In [2]:
import numpy as np
import matplotlib.pyplot as plt
import torch
from torch import nn
import gym
import time

In [3]:
# helper function to convert numpy arrays to tensors
def t(x): 
    return torch.from_numpy(x).float()

In [4]:
# Actor module, categorical actions only
class Actor(nn.Module):
    def __init__(self, state_dim, n_actions):
        super().__init__()
        self.model = nn.Sequential(
            nn.Linear(state_dim, 64),
            nn.Tanh(),
            nn.Linear(64, 32),
            nn.Tanh(),
            nn.Linear(32, n_actions),
            nn.Softmax()
        )
    
    def forward(self, X):
        return self.model(X)

    
    
# Critic module
class Critic(nn.Module):
    def __init__(self, state_dim):
        super().__init__()
        self.model = nn.Sequential(
            nn.Linear(state_dim, 64),
            nn.ReLU(),
            nn.Linear(64, 32),
            nn.ReLU(),
            nn.Linear(32, 1)
        )
    
    def forward(self, X):
        return self.model(X)

In [5]:
env = gym.make("CartPole-v1")
# env = gym.make("LunarLander-v2")

In [6]:
# config
state_dim = env.observation_space.shape[0]
print('state space dim: {}'.format(state_dim))
n_actions = env.action_space.n
print('action space dim: {}'.format(n_actions))
actor = Actor(state_dim, n_actions)
critic = Critic(state_dim)
adam_actor = torch.optim.Adam(actor.parameters(), lr=1e-3)
adam_critic = torch.optim.Adam(critic.parameters(), lr=1e-3)
gamma = 0.99

# actor.load_state_dict(torch.load('./actor_{}.pth'.format('LunarLander'), map_location=torch.device('cpu')))
# critic.load_state_dict(torch.load('./critic_{}.pth'.format('LunarLander'), map_location=torch.device('cpu')))

state space dim: 4
action space dim: 2


We can use the vanilla policy gradient method:

$$ \nabla_\theta J(\theta) = \frac{1}{N} \sum^{N}_{i=1} \sum^{T}_{t=1} \nabla_\theta\log\pi_\theta(a_{i,t}|s_{i,t})\Bigg(\sum^{T}_{t^\prime=1}r(a_{i,t}|s_{i,t})\Bigg) $$


by definition, $$ Q_w(s_t, a_t) = r_{t+1} + V(s_{t+1})$$
is the total reward expected if action $a$ is taken in state $s$ at time $t$. One term of this equation is already "known", because given a state and an action at time $t$, the reward is determined by the environment.

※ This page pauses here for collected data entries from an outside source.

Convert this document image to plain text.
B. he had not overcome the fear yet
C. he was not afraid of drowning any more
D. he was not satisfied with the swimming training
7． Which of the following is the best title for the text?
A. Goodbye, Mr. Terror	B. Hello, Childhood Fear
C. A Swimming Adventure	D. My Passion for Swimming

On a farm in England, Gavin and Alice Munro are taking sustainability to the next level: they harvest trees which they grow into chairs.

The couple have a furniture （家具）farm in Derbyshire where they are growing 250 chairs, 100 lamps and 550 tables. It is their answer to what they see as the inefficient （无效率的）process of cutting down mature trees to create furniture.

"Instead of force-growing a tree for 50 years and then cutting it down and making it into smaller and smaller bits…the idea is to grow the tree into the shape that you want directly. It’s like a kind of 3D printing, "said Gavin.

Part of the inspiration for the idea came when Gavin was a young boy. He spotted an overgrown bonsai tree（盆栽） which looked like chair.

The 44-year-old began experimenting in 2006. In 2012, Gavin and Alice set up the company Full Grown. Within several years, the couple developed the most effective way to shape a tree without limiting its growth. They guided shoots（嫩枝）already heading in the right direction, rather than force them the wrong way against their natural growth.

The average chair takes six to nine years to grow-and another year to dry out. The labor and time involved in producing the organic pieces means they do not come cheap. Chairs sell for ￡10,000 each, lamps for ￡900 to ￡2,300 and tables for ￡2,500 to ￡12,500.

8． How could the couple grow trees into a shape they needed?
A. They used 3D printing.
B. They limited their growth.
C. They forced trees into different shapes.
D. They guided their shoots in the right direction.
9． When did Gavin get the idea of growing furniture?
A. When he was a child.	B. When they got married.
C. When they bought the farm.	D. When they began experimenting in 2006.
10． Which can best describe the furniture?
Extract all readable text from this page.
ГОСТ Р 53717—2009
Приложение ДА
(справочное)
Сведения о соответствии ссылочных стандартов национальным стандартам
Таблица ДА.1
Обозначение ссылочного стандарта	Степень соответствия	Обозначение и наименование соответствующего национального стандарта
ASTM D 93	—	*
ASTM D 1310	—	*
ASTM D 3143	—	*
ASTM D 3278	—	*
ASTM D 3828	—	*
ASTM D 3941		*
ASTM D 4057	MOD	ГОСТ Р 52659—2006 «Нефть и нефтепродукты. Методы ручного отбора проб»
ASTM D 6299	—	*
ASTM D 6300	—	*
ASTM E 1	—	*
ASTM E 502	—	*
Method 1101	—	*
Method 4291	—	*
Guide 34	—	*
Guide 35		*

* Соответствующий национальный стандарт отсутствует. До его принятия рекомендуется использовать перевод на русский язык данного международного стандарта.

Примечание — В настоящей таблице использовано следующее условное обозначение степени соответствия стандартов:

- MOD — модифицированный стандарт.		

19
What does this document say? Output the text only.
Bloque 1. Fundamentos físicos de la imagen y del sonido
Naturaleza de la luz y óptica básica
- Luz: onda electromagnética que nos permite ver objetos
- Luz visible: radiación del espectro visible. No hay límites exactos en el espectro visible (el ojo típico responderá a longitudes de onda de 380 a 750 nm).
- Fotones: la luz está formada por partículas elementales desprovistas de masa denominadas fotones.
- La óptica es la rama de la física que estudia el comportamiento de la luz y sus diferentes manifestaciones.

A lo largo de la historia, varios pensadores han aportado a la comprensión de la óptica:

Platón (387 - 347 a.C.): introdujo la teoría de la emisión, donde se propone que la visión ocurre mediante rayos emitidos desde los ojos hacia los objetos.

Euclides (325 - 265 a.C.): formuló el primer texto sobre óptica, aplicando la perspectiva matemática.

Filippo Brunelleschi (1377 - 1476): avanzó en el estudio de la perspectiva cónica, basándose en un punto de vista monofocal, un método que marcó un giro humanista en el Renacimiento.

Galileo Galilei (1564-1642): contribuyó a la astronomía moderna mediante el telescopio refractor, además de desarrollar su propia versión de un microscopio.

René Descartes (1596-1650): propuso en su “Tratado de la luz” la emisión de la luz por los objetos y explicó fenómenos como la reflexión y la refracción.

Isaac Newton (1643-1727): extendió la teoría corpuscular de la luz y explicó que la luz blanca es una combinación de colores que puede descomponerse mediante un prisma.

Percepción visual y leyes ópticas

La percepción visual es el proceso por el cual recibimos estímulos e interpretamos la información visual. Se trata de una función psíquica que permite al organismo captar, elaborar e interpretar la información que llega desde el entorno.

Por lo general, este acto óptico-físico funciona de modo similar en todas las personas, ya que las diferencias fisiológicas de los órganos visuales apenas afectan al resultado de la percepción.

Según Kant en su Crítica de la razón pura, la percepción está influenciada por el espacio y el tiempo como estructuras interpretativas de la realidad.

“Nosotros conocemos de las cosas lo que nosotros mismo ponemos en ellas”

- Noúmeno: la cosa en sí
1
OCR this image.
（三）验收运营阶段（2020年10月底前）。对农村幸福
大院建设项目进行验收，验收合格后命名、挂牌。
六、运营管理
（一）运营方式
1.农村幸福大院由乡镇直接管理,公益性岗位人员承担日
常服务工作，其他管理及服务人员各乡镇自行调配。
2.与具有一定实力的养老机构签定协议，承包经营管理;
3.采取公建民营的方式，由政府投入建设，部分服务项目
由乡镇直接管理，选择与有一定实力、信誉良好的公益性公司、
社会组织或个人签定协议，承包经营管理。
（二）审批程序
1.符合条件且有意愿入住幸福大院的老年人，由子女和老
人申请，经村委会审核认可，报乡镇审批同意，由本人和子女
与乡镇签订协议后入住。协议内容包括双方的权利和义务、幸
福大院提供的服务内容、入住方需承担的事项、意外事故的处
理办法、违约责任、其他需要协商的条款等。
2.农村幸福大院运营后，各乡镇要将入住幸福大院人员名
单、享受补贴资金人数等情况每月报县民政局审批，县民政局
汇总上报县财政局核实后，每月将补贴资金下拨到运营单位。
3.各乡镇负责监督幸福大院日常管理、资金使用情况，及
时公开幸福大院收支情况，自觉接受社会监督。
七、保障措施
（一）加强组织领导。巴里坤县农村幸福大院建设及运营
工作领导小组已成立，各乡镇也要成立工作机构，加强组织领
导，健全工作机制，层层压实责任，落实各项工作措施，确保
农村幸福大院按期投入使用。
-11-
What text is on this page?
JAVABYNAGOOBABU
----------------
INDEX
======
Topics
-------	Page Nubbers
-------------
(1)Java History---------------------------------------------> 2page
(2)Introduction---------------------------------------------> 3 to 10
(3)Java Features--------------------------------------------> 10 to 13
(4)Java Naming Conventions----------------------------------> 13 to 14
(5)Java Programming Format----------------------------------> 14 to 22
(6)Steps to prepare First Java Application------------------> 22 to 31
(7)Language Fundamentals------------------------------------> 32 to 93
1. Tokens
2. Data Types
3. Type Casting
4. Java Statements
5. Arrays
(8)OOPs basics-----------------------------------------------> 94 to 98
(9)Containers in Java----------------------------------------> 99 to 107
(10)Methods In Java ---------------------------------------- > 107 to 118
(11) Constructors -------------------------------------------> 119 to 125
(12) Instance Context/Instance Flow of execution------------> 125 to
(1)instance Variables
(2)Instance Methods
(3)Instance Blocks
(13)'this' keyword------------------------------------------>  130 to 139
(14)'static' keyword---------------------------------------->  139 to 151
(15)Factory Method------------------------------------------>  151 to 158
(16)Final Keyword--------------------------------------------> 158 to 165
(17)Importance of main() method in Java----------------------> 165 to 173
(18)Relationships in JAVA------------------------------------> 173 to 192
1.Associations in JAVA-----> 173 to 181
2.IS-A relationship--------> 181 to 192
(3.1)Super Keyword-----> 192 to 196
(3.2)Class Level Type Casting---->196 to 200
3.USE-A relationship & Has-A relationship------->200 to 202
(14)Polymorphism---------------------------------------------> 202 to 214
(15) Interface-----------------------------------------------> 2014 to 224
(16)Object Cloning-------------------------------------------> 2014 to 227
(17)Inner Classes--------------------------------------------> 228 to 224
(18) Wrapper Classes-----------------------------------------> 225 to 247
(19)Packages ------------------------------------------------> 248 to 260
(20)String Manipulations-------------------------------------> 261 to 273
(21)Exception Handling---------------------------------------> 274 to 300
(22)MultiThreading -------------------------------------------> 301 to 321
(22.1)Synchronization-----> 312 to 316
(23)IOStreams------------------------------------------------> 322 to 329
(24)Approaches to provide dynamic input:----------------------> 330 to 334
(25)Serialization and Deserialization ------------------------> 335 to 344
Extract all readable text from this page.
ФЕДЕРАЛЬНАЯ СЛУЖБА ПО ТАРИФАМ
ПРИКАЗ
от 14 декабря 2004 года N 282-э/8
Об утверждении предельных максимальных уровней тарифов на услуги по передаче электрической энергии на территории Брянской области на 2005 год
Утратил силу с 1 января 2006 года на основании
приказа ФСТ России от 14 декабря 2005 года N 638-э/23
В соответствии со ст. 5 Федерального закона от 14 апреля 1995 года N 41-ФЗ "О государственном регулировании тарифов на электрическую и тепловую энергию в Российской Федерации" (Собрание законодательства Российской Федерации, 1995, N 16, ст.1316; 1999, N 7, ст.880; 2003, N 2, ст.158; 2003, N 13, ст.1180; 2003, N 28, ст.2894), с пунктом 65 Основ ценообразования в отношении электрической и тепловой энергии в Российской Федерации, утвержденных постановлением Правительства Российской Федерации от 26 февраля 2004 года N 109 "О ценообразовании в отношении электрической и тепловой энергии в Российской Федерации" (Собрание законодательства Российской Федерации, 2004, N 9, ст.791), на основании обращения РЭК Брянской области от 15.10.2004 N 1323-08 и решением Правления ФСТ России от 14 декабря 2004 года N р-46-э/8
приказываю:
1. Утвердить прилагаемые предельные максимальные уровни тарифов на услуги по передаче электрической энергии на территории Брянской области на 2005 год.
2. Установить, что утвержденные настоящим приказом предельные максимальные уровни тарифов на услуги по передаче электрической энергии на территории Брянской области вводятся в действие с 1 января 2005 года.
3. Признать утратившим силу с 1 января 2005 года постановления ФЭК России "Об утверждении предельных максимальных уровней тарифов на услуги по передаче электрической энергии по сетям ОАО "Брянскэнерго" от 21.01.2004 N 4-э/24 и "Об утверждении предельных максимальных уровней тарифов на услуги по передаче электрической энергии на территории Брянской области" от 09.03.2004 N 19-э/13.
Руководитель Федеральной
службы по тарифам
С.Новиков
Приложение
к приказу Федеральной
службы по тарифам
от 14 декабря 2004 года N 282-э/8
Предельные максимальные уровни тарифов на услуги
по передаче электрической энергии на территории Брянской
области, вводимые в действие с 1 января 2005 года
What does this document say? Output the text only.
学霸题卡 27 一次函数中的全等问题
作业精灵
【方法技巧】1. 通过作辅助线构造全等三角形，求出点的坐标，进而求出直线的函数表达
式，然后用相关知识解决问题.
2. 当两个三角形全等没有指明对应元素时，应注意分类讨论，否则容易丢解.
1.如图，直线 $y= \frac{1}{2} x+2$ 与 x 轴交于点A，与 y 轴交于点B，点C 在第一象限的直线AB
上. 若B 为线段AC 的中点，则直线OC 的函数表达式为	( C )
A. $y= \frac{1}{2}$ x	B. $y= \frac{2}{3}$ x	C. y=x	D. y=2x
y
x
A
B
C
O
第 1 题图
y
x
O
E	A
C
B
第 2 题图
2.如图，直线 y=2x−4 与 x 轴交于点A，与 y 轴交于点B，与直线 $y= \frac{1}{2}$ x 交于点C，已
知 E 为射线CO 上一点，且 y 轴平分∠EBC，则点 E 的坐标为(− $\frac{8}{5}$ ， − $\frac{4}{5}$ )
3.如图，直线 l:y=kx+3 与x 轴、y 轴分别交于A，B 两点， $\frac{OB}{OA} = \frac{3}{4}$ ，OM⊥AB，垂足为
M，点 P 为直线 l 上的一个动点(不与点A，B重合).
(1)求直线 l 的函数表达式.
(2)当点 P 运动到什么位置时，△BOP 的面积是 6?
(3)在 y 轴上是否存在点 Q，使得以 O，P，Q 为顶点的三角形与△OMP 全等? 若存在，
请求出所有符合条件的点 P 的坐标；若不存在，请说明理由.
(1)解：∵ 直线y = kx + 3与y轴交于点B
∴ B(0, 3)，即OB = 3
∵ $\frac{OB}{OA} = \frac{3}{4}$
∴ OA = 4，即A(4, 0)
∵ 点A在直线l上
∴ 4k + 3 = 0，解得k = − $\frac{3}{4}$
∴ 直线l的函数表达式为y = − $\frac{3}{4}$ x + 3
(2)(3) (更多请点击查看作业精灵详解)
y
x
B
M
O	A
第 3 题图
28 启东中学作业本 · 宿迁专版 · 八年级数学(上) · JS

$V(s_{t+1})$ is pretty uncertain (we don't know the actions yet, hence don't know the rewards). In other words, we can _estimate_ $V(s)$ because the actions are unknown yet.




In [7]:
episode_rewards, TAL, TCL = [], [], []

for i in range(500):
    done = False
    total_reward, total_critic_loss, total_actor_loss = 0, 0, 0
    
    state = env.reset()

    tt = time.time()
    while not done:
        probs = actor(t(state))
        dist = torch.distributions.Categorical(probs=probs)
        action = dist.sample()
        
        next_state, reward, done, info = env.step(action.detach().data.numpy())
        
        # see the cell above for explanation
        advantage = reward + (1-done)*gamma*critic(t(next_state)) - critic(t(state))
        
        total_reward += reward
        state = next_state

        critic_loss = advantage.pow(2).mean()
        total_critic_loss += critic_loss.item()
        adam_critic.zero_grad()
        critic_loss.backward()
        adam_critic.step()

        actor_loss = -dist.log_prob(action)*advantage.detach()
        total_actor_loss += actor_loss.item()
        adam_actor.zero_grad()
        actor_loss.backward()
        adam_actor.step()
    
    TAL.append(total_actor_loss)
    TCL.append(total_critic_loss)
    print('Episode: {}\t RWD: {:.2f}\t TCL: {:.2f}\t TAL: {:.2f}\t elapsed {:.2f} s.'.format(i,
                                                                         total_reward,
                                                                         total_critic_loss, 
                                                                         total_actor_loss,
                                                                         time.time()-tt))
    episode_rewards.append(total_reward)

Episode: 0	 RWD: 21.00	 TCL: 20.91	 TAL: 14.74	 elapsed 0.06 s.
Episode: 1	 RWD: 16.00	 TCL: 15.72	 TAL: 10.95	 elapsed 0.03 s.
Episode: 2	 RWD: 20.00	 TCL: 19.70	 TAL: 13.21	 elapsed 0.03 s.
Episode: 3	 RWD: 21.00	 TCL: 20.61	 TAL: 15.39	 elapsed 0.03 s.
Episode: 4	 RWD: 43.00	 TCL: 42.44	 TAL: 30.87	 elapsed 0.07 s.
Episode: 5	 RWD: 16.00	 TCL: 15.46	 TAL: 10.77	 elapsed 0.02 s.
Episode: 6	 RWD: 12.00	 TCL: 11.43	 TAL: 8.16	 elapsed 0.02 s.
Episode: 7	 RWD: 13.00	 TCL: 12.34	 TAL: 8.03	 elapsed 0.03 s.
Episode: 8	 RWD: 20.00	 TCL: 19.15	 TAL: 13.24	 elapsed 0.04 s.
Episode: 9	 RWD: 14.00	 TCL: 13.11	 TAL: 9.04	 elapsed 0.02 s.
Episode: 10	 RWD: 16.00	 TCL: 14.97	 TAL: 10.24	 elapsed 0.03 s.
Episode: 11	 RWD: 15.00	 TCL: 13.89	 TAL: 9.25	 elapsed 0.02 s.
Episode: 12	 RWD: 21.00	 TCL: 19.66	 TAL: 13.31	 elapsed 0.03 s.
Episode: 13	 RWD: 27.00	 TCL: 25.42	 TAL: 17.51	 elapsed 0.04 s.
Episode: 14	 RWD: 22.00	 TCL: 20.48	 TAL: 13.39	 elapsed 0.04 s.
Episode: 15	 RWD: 13.00	 TCL: 11.29	 TA

KeyboardInterrupt: 

In [None]:
plt.figure(figsize=(15,5))
plt.subplot(1,3,1)
plt.scatter(np.arange(len(episode_rewards)), episode_rewards, s=2)
plt.title("Total reward per episode (online)")
plt.ylabel("reward")
plt.xlabel("episode")

plt.subplot(1,3,2)
plt.plot(TAL)
plt.title('Total Actor Loss')

plt.subplot(1,3,3)
plt.plot(TCL)
plt.title('Total Critic Loss')
torch.save(actor.state_dict(), './actor_{}.pth'.format('LunarLander'))
torch.save(critic.state_dict(), './critic_{}.pth'.format('LunarLander'))